Retro football shirts: from practical to fashion statements

“First and foremost, the easiest way for a kit to become iconic is if the team is successful in it,” podcast host and football historian Peter Kenny Jones tells BBC Sport.

England were famously defeated by West Germany on penalties in the 1990 World Cup semi-final in Italy, but after decades of underperformance at major tournaments, Bobby Robson’s team showed the skill, determination and strength of character that fans had demanded.

“Although England didn’t win that tournament, they came home in an open-top bus parade and the whole country rallied around them,” Jones added.

“Paul Gascoigne became a national hero. Iconic moments like him crying and Gary Lineker asking the bench to say something.”

Not only was there a rise in sales of England shirts during and after Italia ’90, the shirt remains a fan favorite to this day.
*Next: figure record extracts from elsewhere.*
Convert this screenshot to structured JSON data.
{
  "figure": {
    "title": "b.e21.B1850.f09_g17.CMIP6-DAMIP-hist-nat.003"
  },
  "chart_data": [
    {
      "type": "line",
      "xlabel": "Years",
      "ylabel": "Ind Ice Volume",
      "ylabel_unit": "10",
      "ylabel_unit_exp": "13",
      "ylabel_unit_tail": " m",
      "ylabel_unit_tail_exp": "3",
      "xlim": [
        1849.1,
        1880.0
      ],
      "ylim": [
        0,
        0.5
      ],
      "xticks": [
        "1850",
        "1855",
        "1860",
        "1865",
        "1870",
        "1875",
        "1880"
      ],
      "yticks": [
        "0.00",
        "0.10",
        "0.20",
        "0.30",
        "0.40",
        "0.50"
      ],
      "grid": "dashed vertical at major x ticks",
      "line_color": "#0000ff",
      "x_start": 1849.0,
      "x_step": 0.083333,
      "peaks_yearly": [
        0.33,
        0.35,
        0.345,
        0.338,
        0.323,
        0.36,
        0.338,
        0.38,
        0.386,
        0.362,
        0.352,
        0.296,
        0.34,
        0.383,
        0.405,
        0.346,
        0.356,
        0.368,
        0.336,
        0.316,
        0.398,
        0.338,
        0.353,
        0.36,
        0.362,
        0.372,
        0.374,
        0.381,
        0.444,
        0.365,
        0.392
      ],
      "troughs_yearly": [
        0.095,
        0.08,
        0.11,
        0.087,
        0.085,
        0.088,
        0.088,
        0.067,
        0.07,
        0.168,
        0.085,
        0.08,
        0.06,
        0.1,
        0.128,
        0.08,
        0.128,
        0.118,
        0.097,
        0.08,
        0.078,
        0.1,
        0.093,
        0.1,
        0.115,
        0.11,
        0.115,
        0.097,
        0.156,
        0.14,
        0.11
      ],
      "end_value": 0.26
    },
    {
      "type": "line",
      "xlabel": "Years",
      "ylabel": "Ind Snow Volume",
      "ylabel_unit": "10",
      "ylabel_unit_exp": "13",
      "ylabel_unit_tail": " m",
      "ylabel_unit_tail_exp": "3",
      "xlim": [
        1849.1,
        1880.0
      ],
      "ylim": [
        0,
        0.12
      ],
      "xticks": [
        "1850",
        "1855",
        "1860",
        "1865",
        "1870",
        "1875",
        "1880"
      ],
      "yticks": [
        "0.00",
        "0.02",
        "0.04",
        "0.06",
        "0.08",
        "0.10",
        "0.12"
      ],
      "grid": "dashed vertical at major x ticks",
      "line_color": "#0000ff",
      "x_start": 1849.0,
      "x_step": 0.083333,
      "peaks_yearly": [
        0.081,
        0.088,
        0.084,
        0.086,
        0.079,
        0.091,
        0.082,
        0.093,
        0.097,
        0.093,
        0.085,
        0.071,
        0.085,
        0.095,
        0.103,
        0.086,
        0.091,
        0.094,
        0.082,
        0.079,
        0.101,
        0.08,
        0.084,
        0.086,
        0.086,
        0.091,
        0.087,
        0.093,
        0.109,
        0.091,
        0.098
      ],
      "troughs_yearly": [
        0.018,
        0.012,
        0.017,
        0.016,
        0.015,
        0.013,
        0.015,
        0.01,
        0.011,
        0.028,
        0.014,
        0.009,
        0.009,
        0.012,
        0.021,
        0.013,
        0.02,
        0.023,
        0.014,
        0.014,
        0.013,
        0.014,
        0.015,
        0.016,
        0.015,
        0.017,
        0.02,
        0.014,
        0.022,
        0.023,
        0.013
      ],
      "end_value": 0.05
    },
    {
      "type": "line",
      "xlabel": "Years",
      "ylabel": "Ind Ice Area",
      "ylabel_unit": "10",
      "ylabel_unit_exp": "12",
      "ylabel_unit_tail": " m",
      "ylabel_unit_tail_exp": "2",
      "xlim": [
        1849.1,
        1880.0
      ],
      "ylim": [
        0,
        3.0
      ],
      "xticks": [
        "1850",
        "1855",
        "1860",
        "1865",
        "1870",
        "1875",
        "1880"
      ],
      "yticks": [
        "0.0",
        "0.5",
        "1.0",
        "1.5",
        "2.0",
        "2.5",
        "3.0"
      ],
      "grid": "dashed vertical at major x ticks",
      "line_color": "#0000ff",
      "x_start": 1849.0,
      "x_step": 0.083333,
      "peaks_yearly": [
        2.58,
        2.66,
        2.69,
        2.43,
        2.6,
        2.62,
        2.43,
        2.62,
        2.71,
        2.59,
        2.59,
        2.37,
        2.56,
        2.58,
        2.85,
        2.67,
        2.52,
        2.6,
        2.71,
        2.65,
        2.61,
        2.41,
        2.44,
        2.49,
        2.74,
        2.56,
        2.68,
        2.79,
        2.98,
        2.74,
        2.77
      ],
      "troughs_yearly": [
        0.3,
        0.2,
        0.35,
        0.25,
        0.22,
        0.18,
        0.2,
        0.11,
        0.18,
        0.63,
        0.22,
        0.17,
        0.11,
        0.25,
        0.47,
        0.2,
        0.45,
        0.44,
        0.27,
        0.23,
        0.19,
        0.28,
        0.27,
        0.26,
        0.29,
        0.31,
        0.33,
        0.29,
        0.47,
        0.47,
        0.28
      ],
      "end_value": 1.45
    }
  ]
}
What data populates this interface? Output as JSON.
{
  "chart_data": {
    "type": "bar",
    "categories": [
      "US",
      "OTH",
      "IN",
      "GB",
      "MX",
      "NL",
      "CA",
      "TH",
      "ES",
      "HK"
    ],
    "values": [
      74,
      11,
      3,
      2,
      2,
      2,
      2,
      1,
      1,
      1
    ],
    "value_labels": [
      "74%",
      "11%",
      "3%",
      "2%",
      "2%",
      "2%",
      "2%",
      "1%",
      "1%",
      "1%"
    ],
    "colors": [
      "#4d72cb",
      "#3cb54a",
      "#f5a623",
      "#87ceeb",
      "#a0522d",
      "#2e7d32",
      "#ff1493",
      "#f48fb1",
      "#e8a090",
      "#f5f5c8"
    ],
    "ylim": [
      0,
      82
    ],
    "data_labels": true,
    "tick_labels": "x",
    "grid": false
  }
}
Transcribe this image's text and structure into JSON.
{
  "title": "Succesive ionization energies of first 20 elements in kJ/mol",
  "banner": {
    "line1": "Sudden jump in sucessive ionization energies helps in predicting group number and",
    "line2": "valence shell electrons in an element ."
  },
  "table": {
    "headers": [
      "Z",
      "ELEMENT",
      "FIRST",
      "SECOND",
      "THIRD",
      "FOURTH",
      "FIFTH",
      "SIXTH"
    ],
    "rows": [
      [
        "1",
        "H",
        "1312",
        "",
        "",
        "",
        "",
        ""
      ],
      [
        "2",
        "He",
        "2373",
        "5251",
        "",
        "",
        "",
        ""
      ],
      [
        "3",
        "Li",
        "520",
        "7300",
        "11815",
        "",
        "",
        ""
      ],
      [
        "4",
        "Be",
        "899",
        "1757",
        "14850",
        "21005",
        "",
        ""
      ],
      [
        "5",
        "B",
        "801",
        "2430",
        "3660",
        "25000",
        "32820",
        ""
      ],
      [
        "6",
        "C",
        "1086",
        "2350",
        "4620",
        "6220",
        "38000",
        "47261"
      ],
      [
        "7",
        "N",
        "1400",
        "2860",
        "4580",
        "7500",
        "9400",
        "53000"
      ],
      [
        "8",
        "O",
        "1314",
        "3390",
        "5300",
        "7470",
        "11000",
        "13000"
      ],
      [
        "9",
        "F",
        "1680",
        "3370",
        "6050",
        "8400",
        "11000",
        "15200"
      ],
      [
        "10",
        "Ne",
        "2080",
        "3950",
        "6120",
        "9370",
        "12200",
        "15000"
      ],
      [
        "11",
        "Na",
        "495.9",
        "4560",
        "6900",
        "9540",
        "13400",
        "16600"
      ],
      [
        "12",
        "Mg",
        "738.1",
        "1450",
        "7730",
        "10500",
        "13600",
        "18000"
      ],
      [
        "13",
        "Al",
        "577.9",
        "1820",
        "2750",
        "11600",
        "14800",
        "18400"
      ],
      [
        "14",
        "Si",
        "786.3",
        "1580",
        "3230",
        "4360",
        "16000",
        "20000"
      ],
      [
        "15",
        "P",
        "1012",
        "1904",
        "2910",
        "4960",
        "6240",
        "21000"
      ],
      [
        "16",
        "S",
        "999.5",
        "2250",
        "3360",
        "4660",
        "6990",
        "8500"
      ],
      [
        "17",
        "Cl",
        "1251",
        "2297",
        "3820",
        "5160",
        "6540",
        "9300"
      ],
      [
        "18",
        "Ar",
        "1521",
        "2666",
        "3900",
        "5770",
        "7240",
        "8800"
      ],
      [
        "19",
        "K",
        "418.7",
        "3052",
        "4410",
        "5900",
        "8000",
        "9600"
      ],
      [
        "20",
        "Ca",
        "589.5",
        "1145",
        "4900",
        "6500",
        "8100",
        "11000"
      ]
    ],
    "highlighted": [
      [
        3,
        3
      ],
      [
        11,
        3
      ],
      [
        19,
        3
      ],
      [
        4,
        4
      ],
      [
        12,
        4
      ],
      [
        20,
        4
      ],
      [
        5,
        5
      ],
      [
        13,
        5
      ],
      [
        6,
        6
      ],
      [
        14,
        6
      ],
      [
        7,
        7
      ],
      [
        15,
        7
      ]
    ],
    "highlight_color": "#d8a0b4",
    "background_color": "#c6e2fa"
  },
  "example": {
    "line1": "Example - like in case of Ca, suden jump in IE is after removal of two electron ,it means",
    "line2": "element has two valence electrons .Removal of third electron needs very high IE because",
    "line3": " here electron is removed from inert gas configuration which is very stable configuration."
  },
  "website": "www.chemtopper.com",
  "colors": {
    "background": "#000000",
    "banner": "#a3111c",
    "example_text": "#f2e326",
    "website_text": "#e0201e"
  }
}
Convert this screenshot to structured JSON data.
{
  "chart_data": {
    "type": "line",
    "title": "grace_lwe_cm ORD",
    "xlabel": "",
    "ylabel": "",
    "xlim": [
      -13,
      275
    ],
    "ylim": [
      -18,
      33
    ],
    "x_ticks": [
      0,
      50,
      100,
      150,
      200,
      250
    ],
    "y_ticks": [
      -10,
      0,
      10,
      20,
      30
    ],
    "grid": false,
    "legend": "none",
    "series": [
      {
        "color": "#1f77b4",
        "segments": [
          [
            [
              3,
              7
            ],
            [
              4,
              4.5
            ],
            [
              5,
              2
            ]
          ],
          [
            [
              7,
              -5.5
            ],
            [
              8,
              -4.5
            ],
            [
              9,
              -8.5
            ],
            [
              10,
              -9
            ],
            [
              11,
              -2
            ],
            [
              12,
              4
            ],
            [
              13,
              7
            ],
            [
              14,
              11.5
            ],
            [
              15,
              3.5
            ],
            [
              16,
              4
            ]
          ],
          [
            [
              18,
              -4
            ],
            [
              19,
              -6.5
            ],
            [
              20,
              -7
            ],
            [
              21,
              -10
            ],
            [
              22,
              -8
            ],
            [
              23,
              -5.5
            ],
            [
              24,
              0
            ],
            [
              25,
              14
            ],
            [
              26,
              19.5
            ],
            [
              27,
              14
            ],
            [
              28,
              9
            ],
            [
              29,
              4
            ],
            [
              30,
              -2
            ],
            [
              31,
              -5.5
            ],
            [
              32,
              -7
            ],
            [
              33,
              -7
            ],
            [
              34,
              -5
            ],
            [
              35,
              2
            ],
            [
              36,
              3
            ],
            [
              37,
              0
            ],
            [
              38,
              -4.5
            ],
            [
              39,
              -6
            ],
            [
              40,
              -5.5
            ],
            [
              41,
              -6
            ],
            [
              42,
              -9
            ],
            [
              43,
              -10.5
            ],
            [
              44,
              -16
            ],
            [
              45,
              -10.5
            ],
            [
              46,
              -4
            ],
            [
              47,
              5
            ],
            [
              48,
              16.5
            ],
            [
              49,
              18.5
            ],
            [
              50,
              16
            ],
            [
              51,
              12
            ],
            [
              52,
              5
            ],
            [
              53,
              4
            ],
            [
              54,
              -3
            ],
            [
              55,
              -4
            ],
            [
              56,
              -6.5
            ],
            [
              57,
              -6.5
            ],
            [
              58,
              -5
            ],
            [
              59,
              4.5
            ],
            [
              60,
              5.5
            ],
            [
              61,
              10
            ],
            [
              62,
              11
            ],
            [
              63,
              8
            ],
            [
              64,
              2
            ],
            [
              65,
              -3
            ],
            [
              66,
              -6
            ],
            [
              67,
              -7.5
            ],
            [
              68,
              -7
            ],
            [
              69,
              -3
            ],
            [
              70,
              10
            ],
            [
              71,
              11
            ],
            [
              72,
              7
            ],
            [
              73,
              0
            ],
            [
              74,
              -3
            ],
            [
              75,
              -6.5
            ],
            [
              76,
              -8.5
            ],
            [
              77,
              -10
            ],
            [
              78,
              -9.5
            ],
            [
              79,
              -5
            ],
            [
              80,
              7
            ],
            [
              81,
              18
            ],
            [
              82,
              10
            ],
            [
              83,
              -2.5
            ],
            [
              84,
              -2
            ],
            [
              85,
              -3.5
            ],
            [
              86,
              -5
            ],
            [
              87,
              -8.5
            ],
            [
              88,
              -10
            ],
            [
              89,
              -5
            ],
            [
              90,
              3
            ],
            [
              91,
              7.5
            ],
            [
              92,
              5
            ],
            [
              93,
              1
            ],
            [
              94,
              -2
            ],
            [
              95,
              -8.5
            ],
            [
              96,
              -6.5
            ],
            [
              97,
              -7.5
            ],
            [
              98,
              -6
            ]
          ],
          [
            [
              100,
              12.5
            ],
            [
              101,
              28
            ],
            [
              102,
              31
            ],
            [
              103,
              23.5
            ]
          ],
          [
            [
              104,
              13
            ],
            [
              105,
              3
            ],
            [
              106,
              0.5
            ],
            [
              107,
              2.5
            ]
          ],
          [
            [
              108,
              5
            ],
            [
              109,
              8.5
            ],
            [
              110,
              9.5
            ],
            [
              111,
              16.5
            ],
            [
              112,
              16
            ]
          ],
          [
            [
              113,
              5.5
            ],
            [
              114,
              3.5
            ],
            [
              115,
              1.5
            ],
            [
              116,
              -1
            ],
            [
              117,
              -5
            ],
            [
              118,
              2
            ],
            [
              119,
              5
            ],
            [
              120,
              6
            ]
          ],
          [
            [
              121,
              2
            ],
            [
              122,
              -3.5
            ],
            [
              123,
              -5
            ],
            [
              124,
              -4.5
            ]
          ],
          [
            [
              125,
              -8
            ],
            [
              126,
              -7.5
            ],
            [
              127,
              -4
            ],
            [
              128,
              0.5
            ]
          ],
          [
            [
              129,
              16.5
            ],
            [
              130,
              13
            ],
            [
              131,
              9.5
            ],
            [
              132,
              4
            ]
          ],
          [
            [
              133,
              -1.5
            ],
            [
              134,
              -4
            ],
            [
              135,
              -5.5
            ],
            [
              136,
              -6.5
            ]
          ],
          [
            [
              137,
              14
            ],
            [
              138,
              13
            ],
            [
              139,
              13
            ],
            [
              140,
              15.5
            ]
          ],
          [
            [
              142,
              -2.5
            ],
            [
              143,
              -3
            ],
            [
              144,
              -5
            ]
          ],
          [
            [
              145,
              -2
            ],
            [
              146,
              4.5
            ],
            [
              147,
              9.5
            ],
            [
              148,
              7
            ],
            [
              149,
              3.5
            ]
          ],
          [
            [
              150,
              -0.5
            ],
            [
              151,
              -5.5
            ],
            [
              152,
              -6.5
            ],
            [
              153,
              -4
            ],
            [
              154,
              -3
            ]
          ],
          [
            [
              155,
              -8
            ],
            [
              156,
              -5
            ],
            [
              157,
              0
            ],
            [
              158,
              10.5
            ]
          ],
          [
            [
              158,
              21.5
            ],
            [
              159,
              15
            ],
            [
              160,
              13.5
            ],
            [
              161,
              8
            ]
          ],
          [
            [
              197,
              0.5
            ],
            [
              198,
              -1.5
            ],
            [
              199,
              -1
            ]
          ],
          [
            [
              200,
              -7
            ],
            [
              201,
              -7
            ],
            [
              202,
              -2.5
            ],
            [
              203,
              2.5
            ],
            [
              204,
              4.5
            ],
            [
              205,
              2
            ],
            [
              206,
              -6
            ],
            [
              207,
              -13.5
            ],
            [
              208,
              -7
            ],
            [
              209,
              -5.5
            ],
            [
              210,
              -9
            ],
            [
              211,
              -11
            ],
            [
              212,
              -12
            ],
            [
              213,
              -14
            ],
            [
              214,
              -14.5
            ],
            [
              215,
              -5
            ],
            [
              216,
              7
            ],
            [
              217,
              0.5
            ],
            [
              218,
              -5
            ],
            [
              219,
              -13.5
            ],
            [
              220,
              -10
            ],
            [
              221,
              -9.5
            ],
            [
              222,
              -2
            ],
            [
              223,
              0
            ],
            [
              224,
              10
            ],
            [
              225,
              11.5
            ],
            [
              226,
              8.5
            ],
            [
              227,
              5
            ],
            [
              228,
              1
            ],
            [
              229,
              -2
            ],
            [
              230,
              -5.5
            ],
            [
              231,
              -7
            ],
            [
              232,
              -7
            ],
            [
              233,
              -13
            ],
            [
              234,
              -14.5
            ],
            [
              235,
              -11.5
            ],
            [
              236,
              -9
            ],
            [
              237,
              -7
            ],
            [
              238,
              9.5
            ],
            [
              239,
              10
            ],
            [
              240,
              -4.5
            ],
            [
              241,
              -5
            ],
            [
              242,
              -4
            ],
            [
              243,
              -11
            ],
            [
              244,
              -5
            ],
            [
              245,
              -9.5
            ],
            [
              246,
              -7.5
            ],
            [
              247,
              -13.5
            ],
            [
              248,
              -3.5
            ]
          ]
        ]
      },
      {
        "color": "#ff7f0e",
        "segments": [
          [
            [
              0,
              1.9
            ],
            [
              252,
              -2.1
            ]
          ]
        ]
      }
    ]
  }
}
However, it wasn’t just the Three Lions shirt from that tournament that captured the imagination.

Football fans Doug Bierton and Matthew Dale, who met while studying at university, have turned the sale of retro football shirts into an almost £40 million business empire.

The package that started it all? The West Germany home shirt worn during that World Cup. “I think it cost £20 in a charity shop in the student area of ​​Manchester. I couldn’t believe my eyes when I saw it,” says Bierton.

Italia ’90 was the first major football tournament Bierton saw on TV and it was the initial difficulty in tracking down this particular shirt, worn by the likes of Rudi Voller and Lothar Matthaus, that led him to assume that other fans had similar problems when looking for an old jersey.

The idea for classic football shirts was born. The business started out of a spare room and the first few shirts were purchased with Bierton and Dale’s student loans.

“My goal was to collect every Italia ’90 kit,” he said. “But the problem is they only made half of them that you can buy in the store. So you have to dig around, contact ex-players, go through wormholes to find them. I’ve checked off most of them, but I’m missing four.

“So I need Cameroon 1990, United Arab Emirates at home, Uruguay at home, South Korea at home. Then I have the full set.”

Bierton has a personal collection of around 6,700 match-worn shirts, while his company’s warehouse houses a million football shirts.